Mill Computing, Inc. › Forums › The Mill › Architecture › L2 cache control in software?? › Reply To: L2 cache control in software??
There are some differences in approach that don’t give the LLC (Last Level Cache) described in that paper any advantages over the cache we had envisioned for the Mill Architecture.
The biggest justification for this cache methodology rests in an assumption that DRAM access times will continue to remain at a high multiple of processor clocks. Consider that Dennard scaling has decreased dramatically, leaving processor core clock rates not much higher than in 2004, yet DRAM clock rates have continued to climb since that time, reducing LLC miss penalties – especially with on chip memory controllers.
The paper describes a transparent physical address cache.

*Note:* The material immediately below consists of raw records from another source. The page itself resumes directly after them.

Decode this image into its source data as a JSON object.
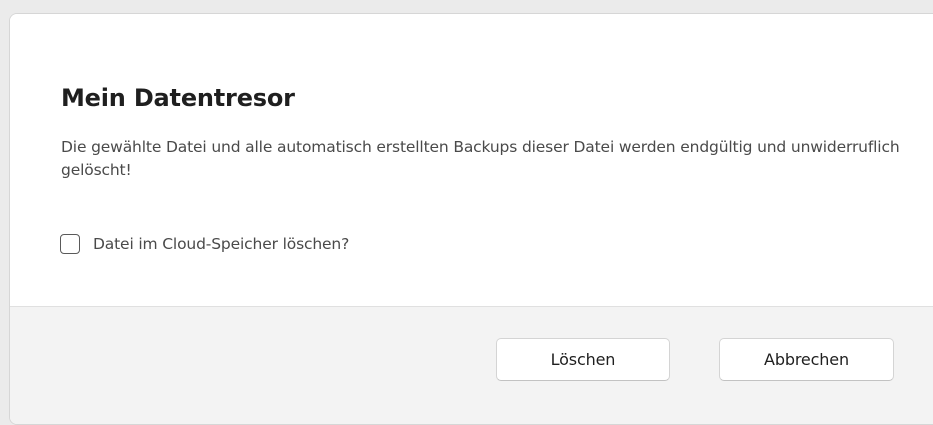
{
  "dialog": {
    "title": "Mein Datentresor",
    "message": "Die gewählte Datei und alle automatisch erstellten Backups dieser Datei werden endgültig und unwiderruflich gelöscht!",
    "checkbox": {
      "label": "Datei im Cloud-Speicher löschen?",
      "checked": false
    },
    "buttons": {
      "delete_label": "Löschen",
      "cancel_label": "Abbrechen"
    }
  }
}
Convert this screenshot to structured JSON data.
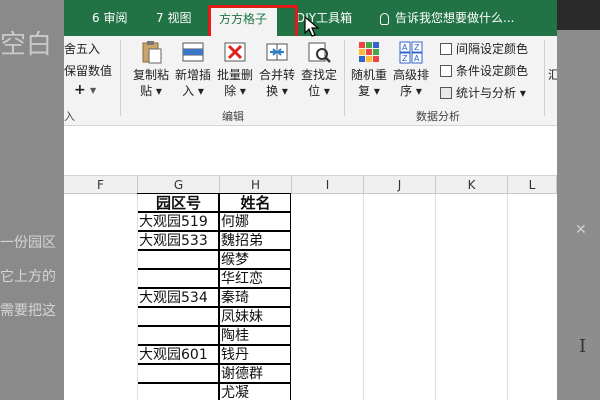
{
  "background": {
    "heading_fragment": "空白",
    "lines": [
      "一份园区",
      "它上方的",
      "需要把这"
    ]
  },
  "menubar": {
    "tabs": [
      {
        "id": "review",
        "label": "6 审阅"
      },
      {
        "id": "view",
        "label": "7 视图"
      },
      {
        "id": "ffgz",
        "label": "方方格子",
        "active": true
      },
      {
        "id": "diy",
        "label": "DIY工具箱"
      }
    ],
    "tell_me": "告诉我您想要做什么..."
  },
  "ribbon": {
    "left_items": {
      "round": "舍五入",
      "keep": "保留数值",
      "plus": "+"
    },
    "left_group_label": "入",
    "edit_buttons": [
      {
        "id": "copy-paste",
        "line1": "复制粘",
        "line2": "贴"
      },
      {
        "id": "add-insert",
        "line1": "新增插",
        "line2": "入"
      },
      {
        "id": "batch-delete",
        "line1": "批量删",
        "line2": "除"
      },
      {
        "id": "merge-convert",
        "line1": "合并转",
        "line2": "换"
      },
      {
        "id": "find-locate",
        "line1": "查找定",
        "line2": "位"
      }
    ],
    "edit_group_label": "编辑",
    "data_buttons": [
      {
        "id": "random-repeat",
        "line1": "随机重",
        "line2": "复"
      },
      {
        "id": "advanced-sort",
        "line1": "高级排",
        "line2": "序"
      }
    ],
    "data_list": [
      {
        "id": "interval-color",
        "label": "间隔设定颜色"
      },
      {
        "id": "cond-color",
        "label": "条件设定颜色"
      },
      {
        "id": "stats",
        "label": "统计与分析"
      }
    ],
    "data_group_label": "数据分析",
    "right_partial": "汇"
  },
  "sheet": {
    "columns": [
      "F",
      "G",
      "H",
      "I",
      "J",
      "K",
      "L"
    ],
    "headers": {
      "g": "园区号",
      "h": "姓名"
    },
    "rows": [
      {
        "g": "大观园519",
        "h": "何娜"
      },
      {
        "g": "大观园533",
        "h": "魏招弟"
      },
      {
        "g": "",
        "h": "缑梦"
      },
      {
        "g": "",
        "h": "华红恋"
      },
      {
        "g": "大观园534",
        "h": "秦琦"
      },
      {
        "g": "",
        "h": "凤妹妹"
      },
      {
        "g": "",
        "h": "陶桂"
      },
      {
        "g": "大观园601",
        "h": "钱丹"
      },
      {
        "g": "",
        "h": "谢德群"
      },
      {
        "g": "",
        "h": "尤凝"
      }
    ]
  },
  "colors": {
    "excel_green": "#217346",
    "highlight_red": "#e11a1a"
  }
}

For a variety of reasons the Mill uses virtually addressed caches. The virtual to physical translation is done by TLB logic in the DRAM memory controller. Leaving the virtual to physical translation in the DRAM memory controller does at least a couple of good things: it reduces the number of TLB accesses and it allows the Mill to reduce needless writes to DRAM of stack allocated data from functions that have exited.
The paper also describes the tag structure as an initial 4-way hashed tag lookup, with the tags having N-way associativity to the data memory they map to, followed by a hash chain to accommodate hash collisions. The presumption here is that cache miss rate improvement is enough to make the hash chain traversal worth the increased latency, but only a simple timing model is cited as evidence of this. This is then compared using trace analysis to 4-way associative with LRU replacement. While we could use a 4-way associative LRU cache as a Mill’s LLC, more likely would be to use an 8 or 16 way associative LLC with pseudo random replacement – where pseudo random replacement has been shown to have lower levels of replacement thrashing than LRU for 8 or 16 way associative caches. We also would recommend on-chip DRAM controllers for Mill processors, with DRAM access times well under the “Break-even miss latency” given in the last column of Table 3 in the paper.
I could go on, but I think I have spent enough time looking at this to decide that this may be an interesting, but not a likely path to either higher performance or lower power than other, more conventional LLC approaches.